Column | Type | Modifiers
-------------+------------------------+--------------------------------------------------------------
id | integer | not null default nextval('trial_locations_id_seq'::regclass)
status | character varying(255) |
trial_id | integer |
location_id | integer |
active | boolean |
Indexes:
"trial_locations_pkey" PRIMARY KEY, btree (id)
"trial_locations_unique_1" UNIQUE CONSTRAINT, btree (trial_id, location_id)
Foreign-key constraints:
"trial_locations_location_id_fkey" FOREIGN KEY (location_id) REFERENCES locations(id)
"trial_locations_trial_id_fkey" FOREIGN KEY (trial_id) REFERENCES trials(id)
代码行
for key, unique_new_location in unique_locations_hash.iteritems():
trial_location_inserts.append(TrialLocations(trial_id = current_trial.id, location_id = unique_new_location['location_id'], active = True, status = unique_new_location['status']))

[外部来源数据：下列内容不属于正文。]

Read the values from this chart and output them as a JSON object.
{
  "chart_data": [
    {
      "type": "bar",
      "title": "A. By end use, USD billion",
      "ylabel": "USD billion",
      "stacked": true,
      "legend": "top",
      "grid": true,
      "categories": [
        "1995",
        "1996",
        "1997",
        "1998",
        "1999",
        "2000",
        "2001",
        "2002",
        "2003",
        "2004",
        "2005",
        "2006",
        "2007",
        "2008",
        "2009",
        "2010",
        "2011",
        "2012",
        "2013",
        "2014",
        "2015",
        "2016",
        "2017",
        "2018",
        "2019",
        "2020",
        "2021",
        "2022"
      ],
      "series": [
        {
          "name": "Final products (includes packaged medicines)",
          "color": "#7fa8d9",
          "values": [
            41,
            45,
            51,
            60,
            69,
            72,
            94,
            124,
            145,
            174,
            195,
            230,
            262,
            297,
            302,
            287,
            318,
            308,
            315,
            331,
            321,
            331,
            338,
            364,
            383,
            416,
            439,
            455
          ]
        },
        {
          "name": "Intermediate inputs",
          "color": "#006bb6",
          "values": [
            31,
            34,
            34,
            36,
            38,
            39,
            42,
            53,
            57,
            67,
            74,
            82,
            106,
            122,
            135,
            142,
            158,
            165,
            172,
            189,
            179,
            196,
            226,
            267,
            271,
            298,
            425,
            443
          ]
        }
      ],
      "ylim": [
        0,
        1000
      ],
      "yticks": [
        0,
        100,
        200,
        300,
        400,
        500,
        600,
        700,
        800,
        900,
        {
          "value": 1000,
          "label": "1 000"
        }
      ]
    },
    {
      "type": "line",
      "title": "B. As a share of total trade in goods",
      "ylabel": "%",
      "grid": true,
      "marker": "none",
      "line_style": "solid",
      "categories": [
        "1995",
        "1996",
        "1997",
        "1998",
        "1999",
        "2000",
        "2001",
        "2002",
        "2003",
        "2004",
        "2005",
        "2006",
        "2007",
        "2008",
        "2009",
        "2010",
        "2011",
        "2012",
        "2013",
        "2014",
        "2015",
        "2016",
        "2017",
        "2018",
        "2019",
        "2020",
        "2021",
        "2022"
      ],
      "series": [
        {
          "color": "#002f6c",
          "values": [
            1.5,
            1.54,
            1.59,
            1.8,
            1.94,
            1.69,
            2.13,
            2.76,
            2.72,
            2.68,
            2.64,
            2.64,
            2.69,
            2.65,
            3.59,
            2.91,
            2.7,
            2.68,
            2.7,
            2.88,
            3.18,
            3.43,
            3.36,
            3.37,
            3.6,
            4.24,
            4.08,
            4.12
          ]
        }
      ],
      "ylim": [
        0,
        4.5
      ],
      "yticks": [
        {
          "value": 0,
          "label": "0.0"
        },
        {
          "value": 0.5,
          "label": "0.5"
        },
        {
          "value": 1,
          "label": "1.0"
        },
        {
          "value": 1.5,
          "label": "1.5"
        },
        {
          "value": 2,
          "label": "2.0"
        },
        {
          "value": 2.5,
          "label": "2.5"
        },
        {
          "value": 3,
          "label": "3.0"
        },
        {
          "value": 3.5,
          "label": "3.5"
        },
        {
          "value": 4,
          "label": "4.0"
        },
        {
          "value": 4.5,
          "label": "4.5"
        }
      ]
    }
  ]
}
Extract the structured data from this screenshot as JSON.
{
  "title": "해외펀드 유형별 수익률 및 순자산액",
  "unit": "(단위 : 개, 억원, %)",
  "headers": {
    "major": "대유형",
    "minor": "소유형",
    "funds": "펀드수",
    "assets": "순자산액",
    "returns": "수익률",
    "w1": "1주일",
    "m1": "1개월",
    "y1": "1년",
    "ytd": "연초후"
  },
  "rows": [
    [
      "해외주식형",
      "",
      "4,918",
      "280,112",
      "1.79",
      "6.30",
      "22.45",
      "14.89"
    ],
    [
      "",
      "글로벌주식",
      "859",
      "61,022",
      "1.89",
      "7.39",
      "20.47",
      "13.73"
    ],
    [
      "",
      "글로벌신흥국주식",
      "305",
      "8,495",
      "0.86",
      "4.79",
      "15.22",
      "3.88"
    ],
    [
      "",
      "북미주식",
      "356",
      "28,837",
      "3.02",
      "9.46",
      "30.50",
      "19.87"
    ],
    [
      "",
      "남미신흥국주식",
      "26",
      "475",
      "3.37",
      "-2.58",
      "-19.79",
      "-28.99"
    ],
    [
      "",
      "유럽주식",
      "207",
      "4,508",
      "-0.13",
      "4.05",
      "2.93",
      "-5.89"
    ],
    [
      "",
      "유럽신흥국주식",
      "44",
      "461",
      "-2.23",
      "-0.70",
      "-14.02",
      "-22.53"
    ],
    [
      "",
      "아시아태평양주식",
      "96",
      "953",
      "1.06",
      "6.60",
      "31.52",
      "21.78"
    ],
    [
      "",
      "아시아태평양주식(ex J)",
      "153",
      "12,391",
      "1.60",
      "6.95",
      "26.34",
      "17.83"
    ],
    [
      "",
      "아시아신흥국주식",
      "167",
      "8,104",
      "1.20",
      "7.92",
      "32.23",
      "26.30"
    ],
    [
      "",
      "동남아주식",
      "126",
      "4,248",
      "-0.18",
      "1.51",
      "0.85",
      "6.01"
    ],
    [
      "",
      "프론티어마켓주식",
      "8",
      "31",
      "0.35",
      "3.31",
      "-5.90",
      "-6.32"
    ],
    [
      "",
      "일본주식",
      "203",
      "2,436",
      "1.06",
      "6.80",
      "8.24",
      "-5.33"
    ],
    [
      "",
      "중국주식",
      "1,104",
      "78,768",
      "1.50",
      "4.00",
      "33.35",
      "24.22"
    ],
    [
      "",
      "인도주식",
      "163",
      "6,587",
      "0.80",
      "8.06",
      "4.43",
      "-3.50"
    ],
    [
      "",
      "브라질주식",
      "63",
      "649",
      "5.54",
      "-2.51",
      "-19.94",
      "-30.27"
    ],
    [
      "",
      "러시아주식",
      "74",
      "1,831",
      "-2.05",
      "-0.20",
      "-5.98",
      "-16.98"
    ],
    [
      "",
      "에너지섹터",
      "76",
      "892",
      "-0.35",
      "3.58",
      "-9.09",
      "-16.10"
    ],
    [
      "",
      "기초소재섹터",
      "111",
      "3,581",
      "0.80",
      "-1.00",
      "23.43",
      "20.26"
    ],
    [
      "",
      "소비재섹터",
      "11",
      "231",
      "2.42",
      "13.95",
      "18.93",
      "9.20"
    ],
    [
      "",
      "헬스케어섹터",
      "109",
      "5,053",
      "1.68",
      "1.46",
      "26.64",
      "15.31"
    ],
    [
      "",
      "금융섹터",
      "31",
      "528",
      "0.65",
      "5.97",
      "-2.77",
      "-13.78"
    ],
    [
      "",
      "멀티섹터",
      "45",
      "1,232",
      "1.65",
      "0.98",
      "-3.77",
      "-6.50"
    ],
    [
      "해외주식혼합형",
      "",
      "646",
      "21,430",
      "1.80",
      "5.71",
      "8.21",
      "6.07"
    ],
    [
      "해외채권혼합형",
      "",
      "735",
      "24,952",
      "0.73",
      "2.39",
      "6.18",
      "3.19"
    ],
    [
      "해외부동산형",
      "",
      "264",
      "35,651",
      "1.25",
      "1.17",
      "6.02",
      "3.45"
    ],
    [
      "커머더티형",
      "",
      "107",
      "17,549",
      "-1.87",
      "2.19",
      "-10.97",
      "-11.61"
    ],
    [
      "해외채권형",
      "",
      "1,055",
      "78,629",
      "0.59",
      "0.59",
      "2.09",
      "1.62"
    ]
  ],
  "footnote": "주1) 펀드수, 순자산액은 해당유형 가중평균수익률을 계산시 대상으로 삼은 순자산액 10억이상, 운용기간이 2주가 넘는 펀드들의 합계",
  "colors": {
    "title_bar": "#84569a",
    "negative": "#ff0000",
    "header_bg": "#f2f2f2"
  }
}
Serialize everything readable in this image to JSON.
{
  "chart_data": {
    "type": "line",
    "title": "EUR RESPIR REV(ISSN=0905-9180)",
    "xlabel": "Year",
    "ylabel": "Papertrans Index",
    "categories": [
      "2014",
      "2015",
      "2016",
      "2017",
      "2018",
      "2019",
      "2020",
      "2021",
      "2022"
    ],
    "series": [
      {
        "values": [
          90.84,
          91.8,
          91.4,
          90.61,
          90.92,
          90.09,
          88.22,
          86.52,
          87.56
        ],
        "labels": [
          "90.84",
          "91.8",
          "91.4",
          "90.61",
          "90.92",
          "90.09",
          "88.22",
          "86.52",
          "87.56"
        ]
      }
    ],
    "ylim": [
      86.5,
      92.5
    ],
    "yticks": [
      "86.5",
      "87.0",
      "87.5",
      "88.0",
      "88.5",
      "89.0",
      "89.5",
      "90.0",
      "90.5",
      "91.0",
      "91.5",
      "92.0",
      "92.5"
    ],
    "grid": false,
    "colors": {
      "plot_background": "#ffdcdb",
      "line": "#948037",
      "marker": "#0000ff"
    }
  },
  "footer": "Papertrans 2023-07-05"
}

LOG_OUTPUT('==========PRE BULK==========', True)
db_session.bulk_save_objects(trial_location_inserts)
LOG_OUTPUT('==========POST BULK==========', True)
这是sqlalchemy echo的日志
2016-12-23 07:37:52.570: ==========PRE BULK==========
2016-12-22 23:37:52,572 INFO sqlalchemy.engine.base.Engine INSERT INTO trial_locations (status, trial_id, location_id, active) VALUES (%(status)s, %(trial_id)s, %(location_id)s, %(active)s)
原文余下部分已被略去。